I’m not going to go off on a Schroedinger’s cat tangent or anything, but there’s a really neat article in today’s New York Times about the laws of physics. In a nutshell, here’s the dilemma: how do we know that the laws of physics are true? Can we prove their truth in an overall, universal sense, in the sense that explains the order observed in the universe?
This is an interesting question. Think about it: you go about your daily activities assuming that gravity and surface tension and fluid dynamics and all of the other physical relationships that allow you not to dissolve into a puddle of bodily fluids are true. But what’s interesting is that you can’t prove deductively that they are true. Sure, you can falsify all sorts of alternatives, and the relationships that we call the laws of physics are the last ones standing.
Are they merely fancy bookkeeping, a way of organizing facts about the world? Do they govern nature or just describe it? And does it matter that we don’t know and that most scientists don’t seem to know or care where they come from?
Apparently it does matter, judging from the reaction to a recent article by Paul Davies, a cosmologist at Arizona State University and author of popular science books, on the Op-Ed page of The New York Times.
Dr. Davies asserted in the article that science, not unlike religion, rested on faith, not in God but in the idea of an orderly universe. Without that presumption a scientist could not function. His argument provoked an avalanche of blog commentary, articles on Edge.org and letters to The Times, pointing out that the order we perceive in nature has been explored and tested for more than 2,000 years by observation and experimentation. That order is precisely the hypothesis that the scientific enterprise is engaged in testing. …
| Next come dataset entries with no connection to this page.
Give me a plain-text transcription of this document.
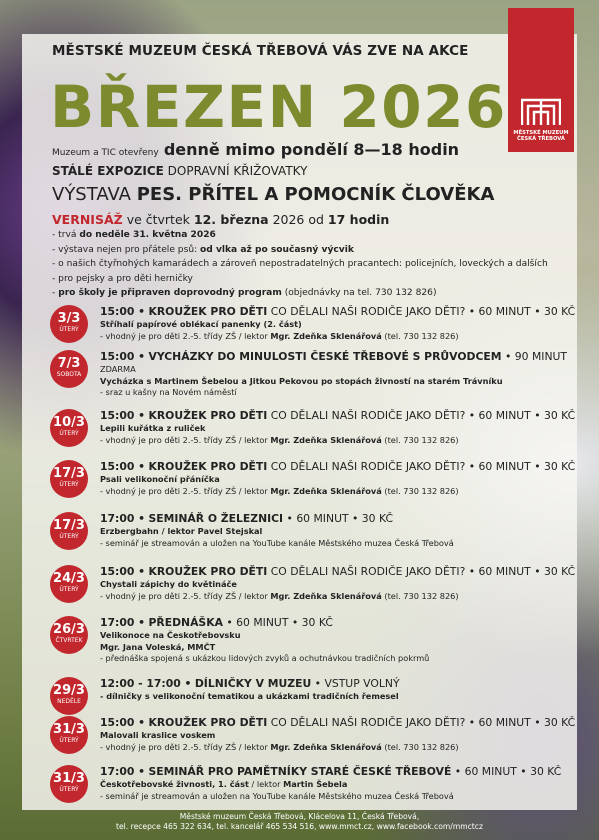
MĚSTSKÉ MUZEUM
ČESKÁ TŘEBOVÁ
MĚSTSKÉ MUZEUM ČESKÁ TŘEBOVÁ VÁS ZVE NA AKCE
BŘEZEN 2026
Muzeum a TIC otevřeny denně mimo pondělí 8—18 hodin
STÁLÉ EXPOZICE DOPRAVNÍ KŘIŽOVATKY
VÝSTAVA PES. PŘÍTEL A POMOCNÍK ČLOVĚKA
VERNISÁŽ ve čtvrtek 12. března 2026 od 17 hodin
- trvá do neděle 31. května 2026
- výstava nejen pro přátele psů: od vlka až po současný výcvik
- o našich čtyřnohých kamarádech a zároveň nepostradatelných pracantech: policejních, loveckých a dalších
- pro pejsky a pro děti herničky
- pro školy je připraven doprovodný program (objednávky na tel. 730 132 826)
3/3
ÚTERÝ
15:00 • KROUŽEK PRO DĚTI CO DĚLALI NAŠI RODIČE JAKO DĚTI? • 60 MINUT • 30 KČ
Stříhalí papírové oblékací panenky (2. část)
- vhodný je pro děti 2.-5. třídy ZŠ / lektor Mgr. Zdeňka Sklenářová (tel. 730 132 826)
7/3
SOBOTA
15:00 • VYCHÁZKY DO MINULOSTI ČESKÉ TŘEBOVÉ S PRŮVODCEM • 90 MINUT
ZDARMA
Vycházka s Martinem Šebelou a Jitkou Pekovou po stopách živností na starém Trávníku
- sraz u kašny na Novém náměstí
10/3
ÚTERÝ
15:00 • KROUŽEK PRO DĚTI CO DĚLALI NAŠI RODIČE JAKO DĚTI? • 60 MINUT • 30 KČ
Lepili kuřátka z ruliček
- vhodný je pro děti 2.-5. třídy ZŠ / lektor Mgr. Zdeňka Sklenářová (tel. 730 132 826)
17/3
ÚTERÝ
15:00 • KROUŽEK PRO DĚTI CO DĚLALI NAŠI RODIČE JAKO DĚTI? • 60 MINUT • 30 KČ
Psali velikonoční přáníčka
- vhodný je pro děti 2.-5. třídy ZŠ / lektor Mgr. Zdeňka Sklenářová (tel. 730 132 826)
17/3
ÚTERÝ
17:00 • SEMINÁŘ O ŽELEZNICI • 60 MINUT • 30 KČ
Erzbergbahn / lektor Pavel Stejskal
- seminář je streamován a uložen na YouTube kanále Městského muzea Česká Třebová
24/3
ÚTERÝ
15:00 • KROUŽEK PRO DĚTI CO DĚLALI NAŠI RODIČE JAKO DĚTI? • 60 MINUT • 30 KČ
Chystali zápichy do květináče
- vhodný je pro děti 2.-5. třídy ZŠ / lektor Mgr. Zdeňka Sklenářová (tel. 730 132 826)
26/3
ČTVRTEK
17:00 • PŘEDNÁŠKA • 60 MINUT • 30 KČ
Velikonoce na Českotřebovsku
Mgr. Jana Voleská, MMČT
- přednáška spojená s ukázkou lidových zvyků a ochutnávkou tradičních pokrmů
29/3
NEDĚLE
12:00 - 17:00 • DÍLNIČKY V MUZEU • VSTUP VOLNÝ
- dílničky s velikonoční tematikou a ukázkami tradičních řemesel
31/3
ÚTERÝ
15:00 • KROUŽEK PRO DĚTI CO DĚLALI NAŠI RODIČE JAKO DĚTI? • 60 MINUT • 30 KČ
Malovali kraslice voskem
- vhodný je pro děti 2.-5. třídy ZŠ / lektor Mgr. Zdeňka Sklenářová (tel. 730 132 826)
31/3
ÚTERÝ
17:00 • SEMINÁŘ PRO PAMĚTNÍKY STARÉ ČESKÉ TŘEBOVÉ • 60 MINUT • 30 KČ
Českotřebovské živnosti, 1. část / lektor Martin Šebela
- seminář je streamován a uložen na YouTube kanále Městského muzea Česká Třebová
Městské muzeum Česká Třebová, Klácelova 11, Česká Třebová,
tel. recepce 465 322 634, tel. kancelář 465 534 516, www.mmct.cz, www.facebook.com/mmctcz
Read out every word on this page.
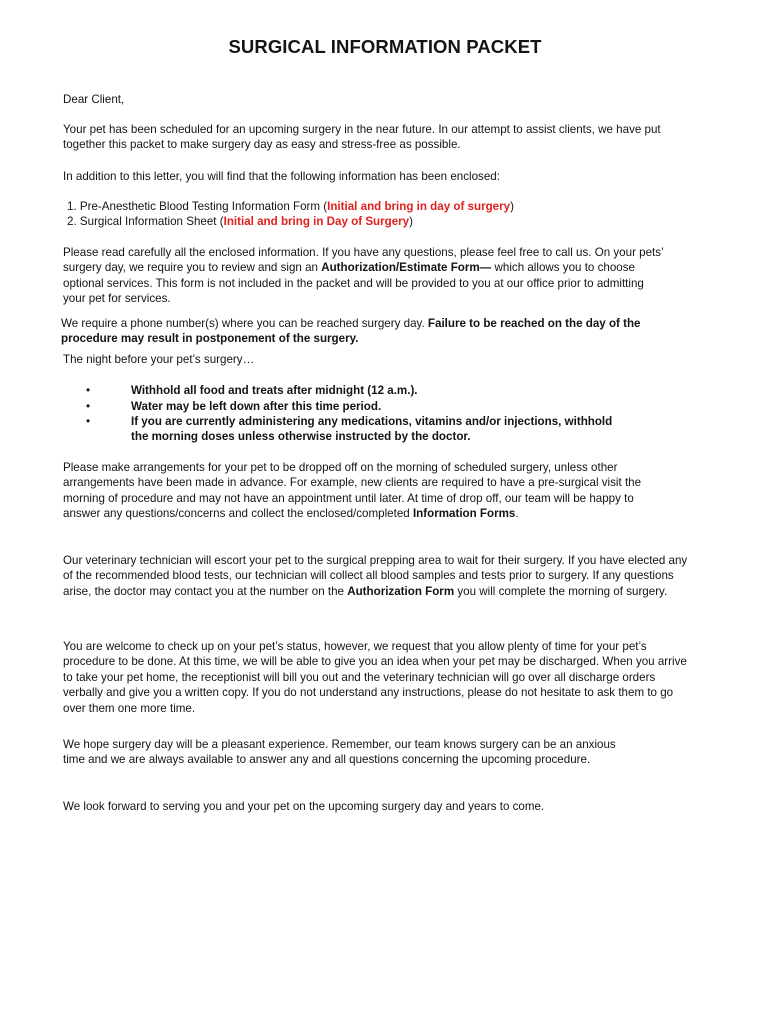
SURGICAL INFORMATION PACKET

Dear Client,

Your pet has been scheduled for an upcoming surgery in the near future. In our attempt to assist clients, we have put together this packet to make surgery day as easy and stress-free as possible.

In addition to this letter, you will find that the following information has been enclosed:

1. Pre-Anesthetic Blood Testing Information Form (Initial and bring in day of surgery)
2. Surgical Information Sheet (Initial and bring in Day of Surgery)

Please read carefully all the enclosed information. If you have any questions, please feel free to call us. On your pets’ surgery day, we require you to review and sign an Authorization/Estimate Form— which allows you to choose optional services. This form is not included in the packet and will be provided to you at our office prior to admitting your pet for services.

We require a phone number(s) where you can be reached surgery day. Failure to be reached on the day of the procedure may result in postponement of the surgery.

The night before your pet’s surgery…

•	Withhold all food and treats after midnight (12 a.m.).
•	Water may be left down after this time period.
•	If you are currently administering any medications, vitamins and/or injections, withhold the morning doses unless otherwise instructed by the doctor.

Please make arrangements for your pet to be dropped off on the morning of scheduled surgery, unless other arrangements have been made in advance. For example, new clients are required to have a pre-surgical visit the morning of procedure and may not have an appointment until later. At time of drop off, our team will be happy to answer any questions/concerns and collect the enclosed/completed Information Forms.

Our veterinary technician will escort your pet to the surgical prepping area to wait for their surgery. If you have elected any of the recommended blood tests, our technician will collect all blood samples and tests prior to surgery. If any questions arise, the doctor may contact you at the number on the Authorization Form you will complete the morning of surgery.

You are welcome to check up on your pet’s status, however, we request that you allow plenty of time for your pet’s procedure to be done. At this time, we will be able to give you an idea when your pet may be discharged. When you arrive to take your pet home, the receptionist will bill you out and the veterinary technician will go over all discharge orders verbally and give you a written copy. If you do not understand any instructions, please do not hesitate to ask them to go over them one more time.

We hope surgery day will be a pleasant experience. Remember, our team knows surgery can be an anxious time and we are always available to answer any and all questions concerning the upcoming procedure.

We look forward to serving you and your pet on the upcoming surgery day and years to come.
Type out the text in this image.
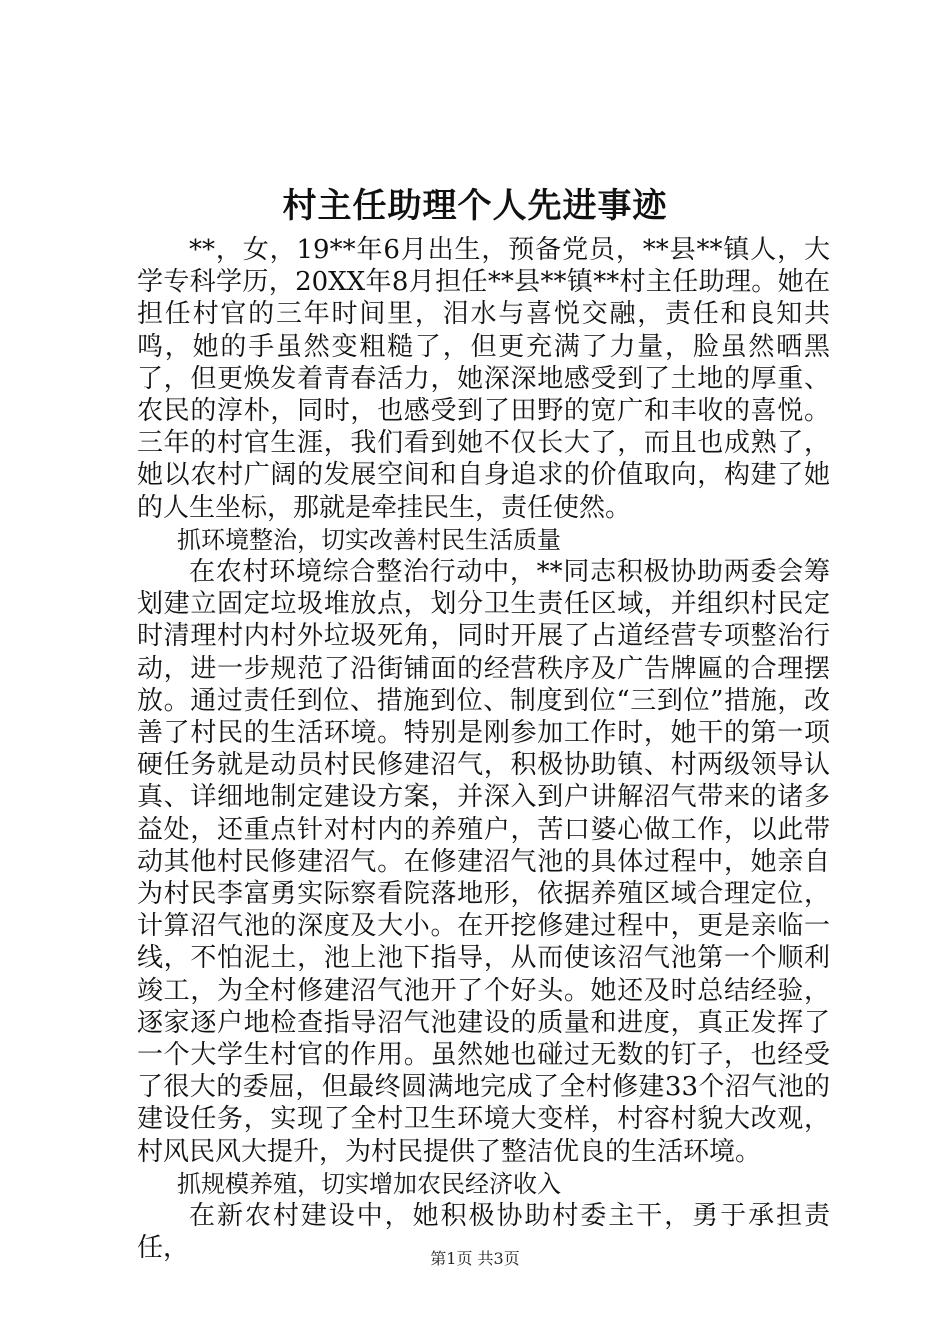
村主任助理个人先进事迹

**，女，19**年6月出生，预备党员，**县**镇人，大学专科学历，20XX年8月担任**县**镇**村主任助理。她在担任村官的三年时间里，泪水与喜悦交融，责任和良知共鸣，她的手虽然变粗糙了，但更充满了力量，脸虽然晒黑了，但更焕发着青春活力，她深深地感受到了土地的厚重、农民的淳朴，同时，也感受到了田野的宽广和丰收的喜悦。三年的村官生涯，我们看到她不仅长大了，而且也成熟了，她以农村广阔的发展空间和自身追求的价值取向，构建了她的人生坐标，那就是牵挂民生，责任使然。

抓环境整治，切实改善村民生活质量

在农村环境综合整治行动中，**同志积极协助两委会筹划建立固定垃圾堆放点，划分卫生责任区域，并组织村民定时清理村内村外垃圾死角，同时开展了占道经营专项整治行动，进一步规范了沿街铺面的经营秩序及广告牌匾的合理摆放。通过责任到位、措施到位、制度到位“三到位”措施，改善了村民的生活环境。特别是刚参加工作时，她干的第一项硬任务就是动员村民修建沼气，积极协助镇、村两级领导认真、详细地制定建设方案，并深入到户讲解沼气带来的诸多益处，还重点针对村内的养殖户，苦口婆心做工作，以此带动其他村民修建沼气。在修建沼气池的具体过程中，她亲自为村民李富勇实际察看院落地形，依据养殖区域合理定位，计算沼气池的深度及大小。在开挖修建过程中，更是亲临一线，不怕泥土，池上池下指导，从而使该沼气池第一个顺利竣工，为全村修建沼气池开了个好头。她还及时总结经验，逐家逐户地检查指导沼气池建设的质量和进度，真正发挥了一个大学生村官的作用。虽然她也碰过无数的钉子，也经受了很大的委屈，但最终圆满地完成了全村修建33个沼气池的建设任务，实现了全村卫生环境大变样，村容村貌大改观，村风民风大提升，为村民提供了整洁优良的生活环境。

抓规模养殖，切实增加农民经济收入

在新农村建设中，她积极协助村委主干，勇于承担责任，	第1页 共3页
There is in fact a kind of chicken-and-egg problem with the universe and its laws. Which “came” first — the laws or the universe?
The article then goes on to discuss Plato’s concepts of ideal forms and the laws of physics as an instantiation of those concepts. But we can’t escape the fundamental problem that we are trying to analyze a large, complex system from within that system, and that because of that, we have to assume the orderliness of the system as a fixed point, if you will, in the argument in order to be able to make any progress in understanding the system to the extent that we can.
Fascinating. A very thought-provoking read.